21/02/2024

TV 3.0 poderá ser financiada por novo dividendo digital por meio da faixa de 600 MHz 

Assim como para implantação e expanção da TV Digital, a TV 3.0 também precisará de um subsídio para financiar a sua estruturação.

Após o processo de transformar as emissões de TV aberta em sinal digital no Brasil, um procedimento que foi financiado por meio do dinheiro arrecadado no Leilão do 4G das redes de telefonia móvel e que ficou conhecido na época como a “liberação do dividendo digital” (a liberação das frequências de 700 MHz usadas pelas transmissões analógicas de TV para serem usadas na tecnologia 4G de celulares), agora estão surgindo planos dentro do Ministério das Comunicações e da Agência Nacional de Telecomunicações (Anatel) para criar um novo “dividendo digital“, desta vez para viabilizar a adoção do novo padrão de transmissão de TV aberta, denominado TV 3.0.

TV

Dentro do Ministério das Comunicações, existe a forte convicção de que as estações de televisão devem acelerar a mudança para a TV 3.0, pois correm o risco de ficarem cada vez mais à margem do mercado brasileiro de criação e distribuição de conteúdo audiovisual. Esse mercado tem sido gradativamente ocupado por grandes empresas estrangeiras de streaming. Por esse motivo, o decreto emitido pelo presidente estabeleceu um prazo até o final do próximo ano para definir a política e escolher o padrão da nova TV, o que não foi feito sem um motivo justificável.

Financiamento da Transição Tecnológica na Radiodifusão: de onde virá o dinheiro?

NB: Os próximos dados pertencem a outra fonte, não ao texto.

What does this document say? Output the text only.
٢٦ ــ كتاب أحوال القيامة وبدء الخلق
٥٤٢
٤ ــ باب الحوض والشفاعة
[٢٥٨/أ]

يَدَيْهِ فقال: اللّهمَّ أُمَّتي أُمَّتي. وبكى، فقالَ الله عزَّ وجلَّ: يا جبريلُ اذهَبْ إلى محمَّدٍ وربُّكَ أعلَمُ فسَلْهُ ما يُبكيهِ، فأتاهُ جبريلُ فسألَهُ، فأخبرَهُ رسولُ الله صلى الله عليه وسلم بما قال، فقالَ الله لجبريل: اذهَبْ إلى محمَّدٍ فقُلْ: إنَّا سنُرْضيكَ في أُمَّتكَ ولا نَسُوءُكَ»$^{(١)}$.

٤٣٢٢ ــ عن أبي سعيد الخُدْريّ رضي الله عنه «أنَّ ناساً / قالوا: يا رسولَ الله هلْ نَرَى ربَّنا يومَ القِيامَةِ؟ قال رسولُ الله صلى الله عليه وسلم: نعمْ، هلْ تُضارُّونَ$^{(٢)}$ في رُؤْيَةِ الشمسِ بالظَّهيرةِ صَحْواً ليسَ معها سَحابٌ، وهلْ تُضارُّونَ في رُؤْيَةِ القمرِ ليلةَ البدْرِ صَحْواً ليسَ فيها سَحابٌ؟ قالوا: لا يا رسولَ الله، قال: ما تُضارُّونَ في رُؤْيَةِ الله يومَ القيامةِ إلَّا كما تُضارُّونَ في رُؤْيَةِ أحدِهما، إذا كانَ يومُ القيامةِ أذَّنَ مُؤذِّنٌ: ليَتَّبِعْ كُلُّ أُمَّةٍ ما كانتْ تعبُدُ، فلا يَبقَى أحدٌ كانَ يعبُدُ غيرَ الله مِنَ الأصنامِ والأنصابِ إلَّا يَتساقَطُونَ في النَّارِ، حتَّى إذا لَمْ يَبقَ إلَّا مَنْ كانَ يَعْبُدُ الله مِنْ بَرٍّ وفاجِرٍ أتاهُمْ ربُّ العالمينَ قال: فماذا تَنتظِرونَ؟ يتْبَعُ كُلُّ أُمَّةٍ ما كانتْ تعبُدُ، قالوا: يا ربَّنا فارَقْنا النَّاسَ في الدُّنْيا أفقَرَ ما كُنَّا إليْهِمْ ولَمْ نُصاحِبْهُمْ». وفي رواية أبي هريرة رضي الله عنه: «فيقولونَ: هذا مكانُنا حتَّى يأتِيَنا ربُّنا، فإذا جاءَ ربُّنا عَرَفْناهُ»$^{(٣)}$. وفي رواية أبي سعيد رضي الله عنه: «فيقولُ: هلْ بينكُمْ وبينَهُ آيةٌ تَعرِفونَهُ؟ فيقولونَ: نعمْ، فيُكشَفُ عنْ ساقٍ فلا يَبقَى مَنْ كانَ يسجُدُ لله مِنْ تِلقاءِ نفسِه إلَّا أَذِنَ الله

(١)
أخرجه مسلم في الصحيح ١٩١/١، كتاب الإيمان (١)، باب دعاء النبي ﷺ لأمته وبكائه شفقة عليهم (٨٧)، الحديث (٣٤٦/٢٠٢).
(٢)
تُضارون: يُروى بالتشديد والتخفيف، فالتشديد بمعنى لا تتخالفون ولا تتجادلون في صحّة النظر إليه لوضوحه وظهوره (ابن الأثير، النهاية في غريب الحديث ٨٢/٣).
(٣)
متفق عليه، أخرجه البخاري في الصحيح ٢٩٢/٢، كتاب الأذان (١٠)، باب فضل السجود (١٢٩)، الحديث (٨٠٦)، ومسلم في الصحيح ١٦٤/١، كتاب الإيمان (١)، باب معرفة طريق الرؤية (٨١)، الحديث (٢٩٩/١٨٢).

Uma das questões em destaque atualmente é como financiar a transição tecnológica na radiodifusão, especialmente considerando a fragilidade financeira das emissoras de TV. A busca por recursos é crucial para implementar essa mudança, e uma opção que está sendo discutida é a adoção de um novo dividendo digital. Esse conceito envolve a possibilidade de as operadoras de telecomunicações contribuírem financeiramente para a implementação da nova tecnologia em troca do acesso ao espectro que atualmente é utilizado pelas emissoras de radiodifusão, para ser empregado na telefonia móvel.

Um exemplo concreto desse conceito é o leilão do espectro 4G promovido pela Anatel em 2014. Os recursos arrecadados nesse leilão não apenas financiaram a instalação de conversores de TV digitais para a população de baixa renda, mas também proporcionaram recursos para que as emissoras de TV pudessem fazer a transição tecnológica e substituir seus equipamentos profissionais. Uma situação semelhante ocorreu nos Estados Unidos, onde as frequências UHF das emissoras de TV foram leiloadas e adquiridas pelas operadoras de celular, permitindo uma alocação mais eficiente do espectro.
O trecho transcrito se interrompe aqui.